Look at DNDN, many were sure they'd go to triple digits either on sales or once they partnered Provenge. I cannot say if they turned down partnership offers because in their mind they were simply not enough, or if no such offers were made as major Pharma wasn't interested in the logistics involve in individualized drugs. Regardless, much of the shine has come off the company with weak sales.
Personally I hate seeing big Pharma swoop in and buy promising drugs for what seems like a song, but I recognize it's often the best thing a company can do. Had DNDN gotten a partner on Provenge, I don't doubt that sales would have been greater as big Pharma has the wherewithall to build sales in a manner that DNDN didn't. Single digit or low double digit royalties may seem wrong when you've done all the heavy lifting, but with big Pharma pushing a drug it might be a blockbuster many times over, while a company like DNDN is actually losing money on its sales.

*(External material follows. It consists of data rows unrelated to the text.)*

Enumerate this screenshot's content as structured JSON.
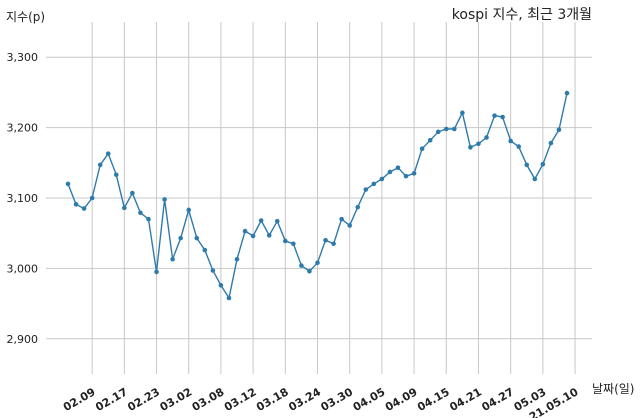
{
  "chart_data": {
    "type": "line",
    "title": "kospi 지수, 최근 3개월",
    "xlabel": "날짜(일)",
    "ylabel": "지수(p)",
    "ylim": [
      2850,
      3350
    ],
    "yticks": [
      2900,
      3000,
      3100,
      3200,
      3300
    ],
    "ytick_labels": [
      "2,900",
      "3,000",
      "3,100",
      "3,200",
      "3,300"
    ],
    "xtick_labels": [
      "02.09",
      "02.17",
      "02.23",
      "03.02",
      "03.08",
      "03.12",
      "03.18",
      "03.24",
      "03.30",
      "04.05",
      "04.09",
      "04.15",
      "04.21",
      "04.27",
      "05.03",
      "21.05.10"
    ],
    "xtick_index": [
      3,
      7,
      11,
      15,
      19,
      23,
      27,
      31,
      35,
      39,
      43,
      47,
      51,
      55,
      59,
      63
    ],
    "grid": true,
    "line_color": "#2e7bab",
    "series": [
      {
        "values": [
          3120,
          3091,
          3085,
          3100,
          3147,
          3163,
          3133,
          3086,
          3107,
          3079,
          3070,
          2995,
          3098,
          3013,
          3043,
          3083,
          3043,
          3026,
          2997,
          2976,
          2958,
          3013,
          3053,
          3046,
          3068,
          3047,
          3067,
          3039,
          3035,
          3004,
          2996,
          3008,
          3040,
          3035,
          3070,
          3061,
          3087,
          3112,
          3120,
          3127,
          3137,
          3143,
          3131,
          3135,
          3170,
          3182,
          3194,
          3198,
          3198,
          3221,
          3172,
          3177,
          3186,
          3217,
          3215,
          3181,
          3173,
          3147,
          3127,
          3148,
          3178,
          3197,
          3249
        ]
      }
    ]
  }
}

While I'd love to see AEZS grow into a major Biotech capable of fully supporting full development, manufacturing, distribution and sales of their own drugs worldwide, it's a huge effort for drugs with blockbuster sales. That's not true of Solorel. It's a niche drug, major Pharma's not that interested and as of it's approval there will be no competition with other products. Because the demand for it is anticipated to be small, the manufacturing capability may already exist, at least for its launch. In short, AEZS may keep this drug completely and while it won't earn billions, it can produce tens to hundreds of millions in sales, and at least tens of millions eventually in earnings.

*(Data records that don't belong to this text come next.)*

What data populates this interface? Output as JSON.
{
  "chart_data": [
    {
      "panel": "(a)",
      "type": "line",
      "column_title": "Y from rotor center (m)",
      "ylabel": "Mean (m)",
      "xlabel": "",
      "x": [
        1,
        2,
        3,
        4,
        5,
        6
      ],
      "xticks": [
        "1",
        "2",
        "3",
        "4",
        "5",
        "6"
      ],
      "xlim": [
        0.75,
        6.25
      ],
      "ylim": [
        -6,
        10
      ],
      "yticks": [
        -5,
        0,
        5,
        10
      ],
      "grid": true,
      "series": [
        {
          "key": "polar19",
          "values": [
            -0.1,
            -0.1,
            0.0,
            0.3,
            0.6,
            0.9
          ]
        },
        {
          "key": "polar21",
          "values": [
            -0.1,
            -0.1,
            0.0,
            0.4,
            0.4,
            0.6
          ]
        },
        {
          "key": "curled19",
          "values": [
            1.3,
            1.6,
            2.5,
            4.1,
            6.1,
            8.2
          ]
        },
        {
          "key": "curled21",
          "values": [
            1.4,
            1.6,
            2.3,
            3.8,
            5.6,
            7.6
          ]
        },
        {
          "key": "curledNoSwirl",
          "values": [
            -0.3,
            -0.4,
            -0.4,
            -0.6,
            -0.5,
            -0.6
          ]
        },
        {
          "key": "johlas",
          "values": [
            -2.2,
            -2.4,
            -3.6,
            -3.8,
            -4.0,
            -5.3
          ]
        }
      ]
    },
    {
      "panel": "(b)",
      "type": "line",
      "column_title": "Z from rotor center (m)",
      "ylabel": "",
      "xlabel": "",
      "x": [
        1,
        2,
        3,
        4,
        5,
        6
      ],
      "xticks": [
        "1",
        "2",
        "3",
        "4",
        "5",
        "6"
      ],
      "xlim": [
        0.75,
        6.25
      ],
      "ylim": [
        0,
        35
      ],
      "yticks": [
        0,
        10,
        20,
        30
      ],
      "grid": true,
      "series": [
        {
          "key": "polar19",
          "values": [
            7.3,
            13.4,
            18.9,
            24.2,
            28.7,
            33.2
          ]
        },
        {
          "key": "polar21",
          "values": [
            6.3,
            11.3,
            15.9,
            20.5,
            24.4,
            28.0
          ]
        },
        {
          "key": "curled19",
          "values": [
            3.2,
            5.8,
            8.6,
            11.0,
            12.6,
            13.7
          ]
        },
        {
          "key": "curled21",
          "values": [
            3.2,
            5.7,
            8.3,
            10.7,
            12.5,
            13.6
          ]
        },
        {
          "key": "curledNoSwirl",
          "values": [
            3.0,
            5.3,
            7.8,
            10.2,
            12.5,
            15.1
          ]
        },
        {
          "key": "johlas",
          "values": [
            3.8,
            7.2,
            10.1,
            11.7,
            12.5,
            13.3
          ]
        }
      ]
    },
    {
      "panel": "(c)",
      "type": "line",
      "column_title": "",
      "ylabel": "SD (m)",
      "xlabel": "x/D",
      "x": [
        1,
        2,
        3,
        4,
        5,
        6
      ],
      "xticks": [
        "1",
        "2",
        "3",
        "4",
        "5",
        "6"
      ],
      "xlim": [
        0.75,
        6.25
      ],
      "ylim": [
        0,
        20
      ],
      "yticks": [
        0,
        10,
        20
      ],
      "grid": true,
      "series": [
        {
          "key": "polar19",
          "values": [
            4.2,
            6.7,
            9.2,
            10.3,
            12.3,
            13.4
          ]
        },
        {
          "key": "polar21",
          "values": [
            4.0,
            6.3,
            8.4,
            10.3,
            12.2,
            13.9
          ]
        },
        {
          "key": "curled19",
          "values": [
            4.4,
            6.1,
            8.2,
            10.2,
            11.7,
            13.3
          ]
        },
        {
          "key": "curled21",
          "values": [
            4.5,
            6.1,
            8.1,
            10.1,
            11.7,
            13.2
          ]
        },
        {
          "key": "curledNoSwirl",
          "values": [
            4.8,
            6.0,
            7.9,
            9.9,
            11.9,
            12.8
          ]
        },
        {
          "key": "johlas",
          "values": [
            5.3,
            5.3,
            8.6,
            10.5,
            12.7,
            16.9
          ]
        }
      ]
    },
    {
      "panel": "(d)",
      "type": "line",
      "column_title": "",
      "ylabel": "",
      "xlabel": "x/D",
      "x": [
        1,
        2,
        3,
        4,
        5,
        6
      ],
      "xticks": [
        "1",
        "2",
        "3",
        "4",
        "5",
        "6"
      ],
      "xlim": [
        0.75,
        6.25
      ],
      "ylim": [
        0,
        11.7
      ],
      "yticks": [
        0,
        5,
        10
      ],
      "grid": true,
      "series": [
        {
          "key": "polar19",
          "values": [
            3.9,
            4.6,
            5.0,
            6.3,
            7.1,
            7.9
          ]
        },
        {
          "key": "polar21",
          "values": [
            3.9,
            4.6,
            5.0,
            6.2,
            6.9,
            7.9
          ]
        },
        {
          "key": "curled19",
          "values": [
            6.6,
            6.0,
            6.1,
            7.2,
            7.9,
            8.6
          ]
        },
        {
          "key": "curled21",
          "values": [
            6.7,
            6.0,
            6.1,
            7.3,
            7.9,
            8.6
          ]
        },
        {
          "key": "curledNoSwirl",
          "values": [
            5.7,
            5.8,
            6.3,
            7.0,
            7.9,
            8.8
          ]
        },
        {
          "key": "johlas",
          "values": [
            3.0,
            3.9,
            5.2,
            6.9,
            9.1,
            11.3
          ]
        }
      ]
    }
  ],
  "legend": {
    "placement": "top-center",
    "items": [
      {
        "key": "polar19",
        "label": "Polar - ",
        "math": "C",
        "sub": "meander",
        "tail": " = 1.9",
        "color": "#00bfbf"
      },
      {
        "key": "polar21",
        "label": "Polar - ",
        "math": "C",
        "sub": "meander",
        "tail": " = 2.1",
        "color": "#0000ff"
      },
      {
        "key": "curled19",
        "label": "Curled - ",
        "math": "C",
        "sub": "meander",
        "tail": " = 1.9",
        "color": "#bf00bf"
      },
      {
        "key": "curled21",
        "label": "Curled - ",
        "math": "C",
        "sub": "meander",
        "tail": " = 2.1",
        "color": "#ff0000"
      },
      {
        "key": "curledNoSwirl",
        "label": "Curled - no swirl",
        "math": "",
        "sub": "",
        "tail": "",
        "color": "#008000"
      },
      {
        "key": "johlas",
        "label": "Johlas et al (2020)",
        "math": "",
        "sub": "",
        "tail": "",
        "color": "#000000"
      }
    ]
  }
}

I wish I could say what will be the next major event for AEZS, but in reality it has many opportunities and you never know what may interest a major Pharma. If they're more excited about something that's not yet in the clinic, they could partner that before a drug such as AEZS-108 is partnered. Clearly the earlier stage a drug is in its development the less that can be demanded for it, but if Company X really wants drug Y which is preclinical, they may pay more for it than drug Z which is in Pivotal trials, but they're not interested in it. Big Pharma clearly wants Blockbuster drugs, drugs which they feel certain will sell in the billions annually. If they see a drug as promising, but with a limited market, like Solorel, the fact that it should be easily approved means little, they're not interested.
I liked AEZS because of the breadth and depth of their pipeline. Once sales are established for bigger drugs like Perifosine, if AEZS isn't bought out, it truly could become a Biotech Giant, like Amgen. At one time I could have said like Genentech as well, but it's been bought out, spun off, and bought out again by Roche and I have a feeling they may spin off a percentage of it again.
My biggest investment mistake came in roughly 1990 when AMGN was suggested to me at about $15 a share and I didn't buy. If you look at AMGN in the last decade it did essentially nothing, but if you look at it between 1990 and 2000 it rose to perhaps $80 at the end of the decade, no big deal, but it split a total of 48 to 1 during that decade, Big Deal. In short it grew so fast that by 2000 it could no longer support the growth rate, and while a giant Biotech, like Giant Pharmas new blockbuster drugs just sustain it, while blockbuster drugs can explode the price of a tiny biotech, like AEZS.